Tuesday, February 07, 2006

Kekuatan Cinta

Kekuatan cinta memang luar biasa.
Orang yang jatuh cinta akan rela mengorbankan apa saja demi yang ia cintai.
Cinta menjadikan segalanya indah, meski harus dilalui dengan penderitaan.

Kekuatan cinta itulah yang menjadikan Bilal bin Rabbah lebih memilih dijemur di padang pasir yang panas daripada harus kembali kafir, meski sebongkah batu besar menindih hingga nyaris meremukkan tulang dadanya.

Dengan tenang ia menyebut nama kekasihnya, ''Ahad, Ahad, Ahad.''
Begitu pula dengan Abdurrahman bin Auf, saudagar kaya sahabat Rasulullah SAW.
Ia rela menghabiskan hartanya untuk kepentingan jihad fisabilillah.
Semuanya atas dasar cinta.

Sahabat lainnya juga merasakan betapa dahsyatnya kekuatan cinta itu.

Mereka rela berhijrah ke Madinah dengan berjalan kaki bermil-mil jauhnya, melintasi padang pasir yang kering dan panas demi menyelamatkan akidah.
Karena cintanya pada Allah SWT, dengan gagah berani mereka bergegas pergi ke medan perang.
Tanpa rasa takut, harta, darah, dan nyawa, mereka pertaruhkan dengan tebasan pedang dan tombak demi membuktikan cintanya yang tulus.
Cinta melahirkan pengorbanan dan prioritas.

Bukti cinta kepada Allah bukanlah hanya cerita masa lalu.

Saat ini kitapun bisa menyaksikan saudara-saudara kita yang begitu mencintai Allah, meski harta dan nyawa taruhannya.
Saya teringat kisah beberapa saudara kita di Medan yang begitu mendengar musibah Tsunami di Aceh, mereka langsung pergi membawa sepeda dan bekal secukupnya untuk menyelamatkan umat yang tersisa.
Begitu menempuh medan yang tak mungkin dilalui kendaraan, merekapun segera mengayuh sepeda bermil-mil untuk mencapai daerah bencana, meski tak satupun pers meliputnya. Bahkan ada seorang sukarelawan dari Jakarta yang sampai diamputasi tangannya setelah mengangkat beberapa jenazah sehingga tangannya terkena panyakit.

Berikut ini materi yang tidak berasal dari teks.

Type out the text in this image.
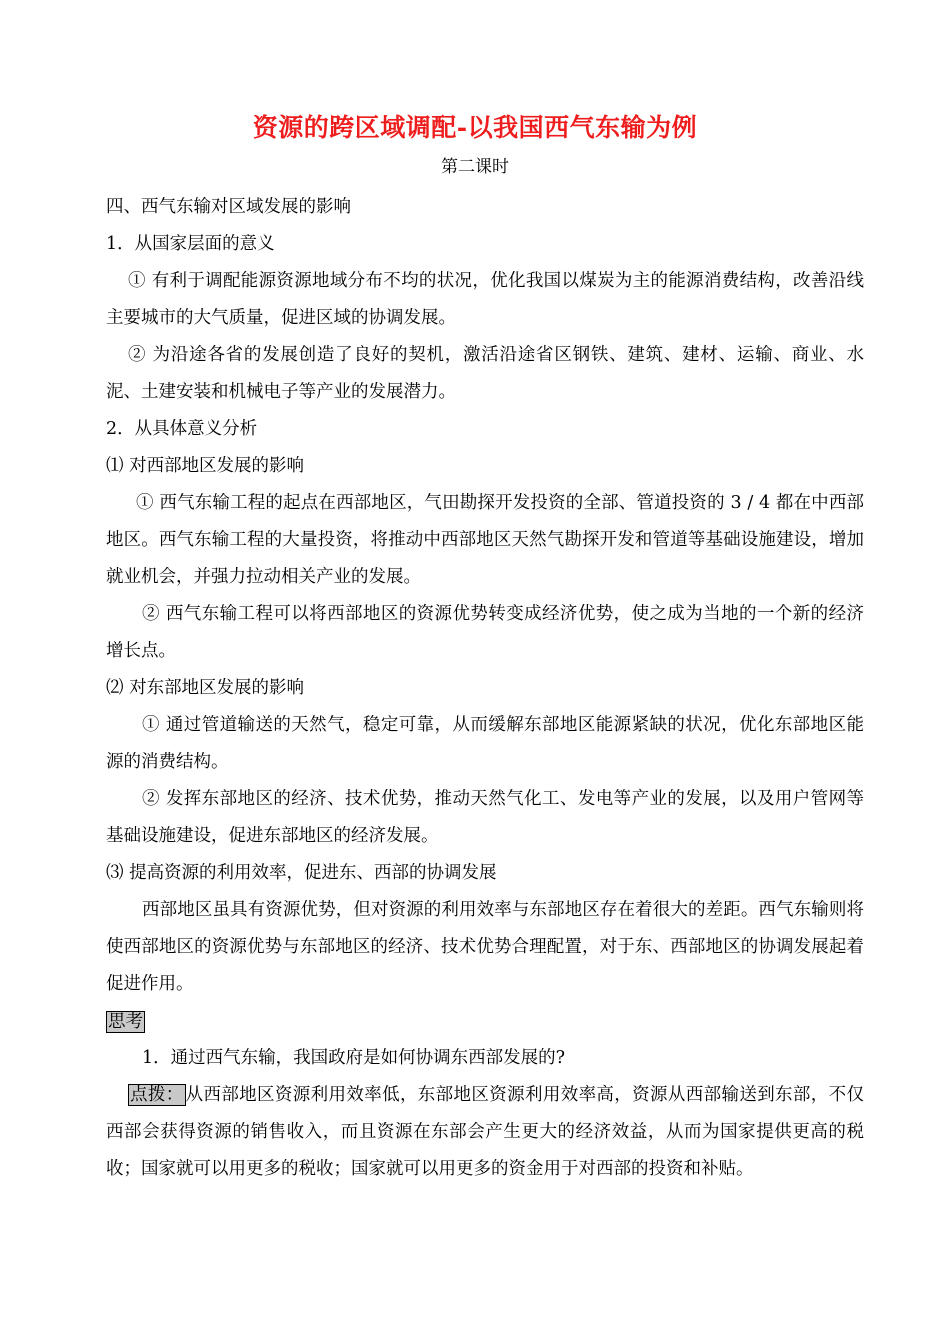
资源的跨区域调配-以我国西气东输为例
第二课时

四、西气东输对区域发展的影响

1．从国家层面的意义

① 有利于调配能源资源地域分布不均的状况，优化我国以煤炭为主的能源消费结构，改善沿线主要城市的大气质量，促进区域的协调发展。

② 为沿途各省的发展创造了良好的契机，激活沿途省区钢铁、建筑、建材、运输、商业、水泥、土建安装和机械电子等产业的发展潜力。

2．从具体意义分析

⑴ 对西部地区发展的影响

① 西气东输工程的起点在西部地区，气田勘探开发投资的全部、管道投资的 3 / 4 都在中西部地区。西气东输工程的大量投资，将推动中西部地区天然气勘探开发和管道等基础设施建设，增加就业机会，并强力拉动相关产业的发展。

② 西气东输工程可以将西部地区的资源优势转变成经济优势，使之成为当地的一个新的经济增长点。

⑵ 对东部地区发展的影响

① 通过管道输送的天然气，稳定可靠，从而缓解东部地区能源紧缺的状况，优化东部地区能源的消费结构。

② 发挥东部地区的经济、技术优势，推动天然气化工、发电等产业的发展，以及用户管网等基础设施建设，促进东部地区的经济发展。

⑶ 提高资源的利用效率，促进东、西部的协调发展

西部地区虽具有资源优势，但对资源的利用效率与东部地区存在着很大的差距。西气东输则将使西部地区的资源优势与东部地区的经济、技术优势合理配置，对于东、西部地区的协调发展起着促进作用。

思考

1．通过西气东输，我国政府是如何协调东西部发展的?

点拨： 从西部地区资源利用效率低，东部地区资源利用效率高，资源从西部输送到东部，不仅西部会获得资源的销售收入，而且资源在东部会产生更大的经济效益，从而为国家提供更高的税收；国家就可以用更多的税收；国家就可以用更多的资金用于对西部的投资和补贴。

Mungkin kita pernah menjumpai seorang pedagang, karyawan, sopir, yang secara penghasilan sangat pas-pasan bahkan mungkin "terdzalimi" namun mereka tetap bertahan di tempat kerjanya hanya karena alasan dakwah.

"Kalo bukan kita yang mengurus umat di sini, siapa lagi?" begitu kata mereka.
Padahal mungkin mereka bisa pindah ke tempat yang lebih "basah" dan mengejar harta di tempat lain.
Rasanya tak ada motivasi lain pada diri mereka, selain karena mencintai Allah.

Sungguh jika kita mencintai Allah, maka Allah pun akan mencintai dan menolong kita.

Jika kita mencintai Allah, niscaya kita rela mengorbankan segalanya dengan pengorbanan yang terbaik.
Jika benar mencintai Allah SWT, niscaya kita mengambil dunia ini hanya sekadarnya.
Mencari harta bukan untuk bermegah-megahan, tapi sebagai sarana ibadah.
Jika benar mencintai Allah, niscaya kita akan bergegas wudhu ketika adzan dikumandangkan, karena hakikat adzan adalah panggilan Sang Kekasih.
Jika benar mencintai Allah SWT, tentu setiap sepertiga malam kita bangun mengerjakan shalat tahajud, meski lelah, kantuk, dan dingin mendera.
Jika kita memang mencintai Allah, tentu kita akan peduli terhadap kondisi akidah dan kesejahteraan umat.

Ibadah tanpa didasari cinta akan terasa berat dan sia-sia.

Sebagai orang yang mengaku beriman, betulkan kita sudah mencintai Allah?
Sudah sejauh mana kita mencintai-Nya melebihi cinta kita kepada yang lain?

Surga adalah kado terindah yang akan diterima oleh orang yang mencintai Allah pada saat perjumpaan pertamanya dengan Sang Kekasih.


''Katakanlah (hai Muhammad), jika kamu (benar-benar) mencintai Allah, ikutilah aku, niscaya Allah mengasihi dan mengampuni dosa-dosamu. Allah Maha Pengasih lagi Maha Penyayang.'' (QS. Ali-Imran: 31).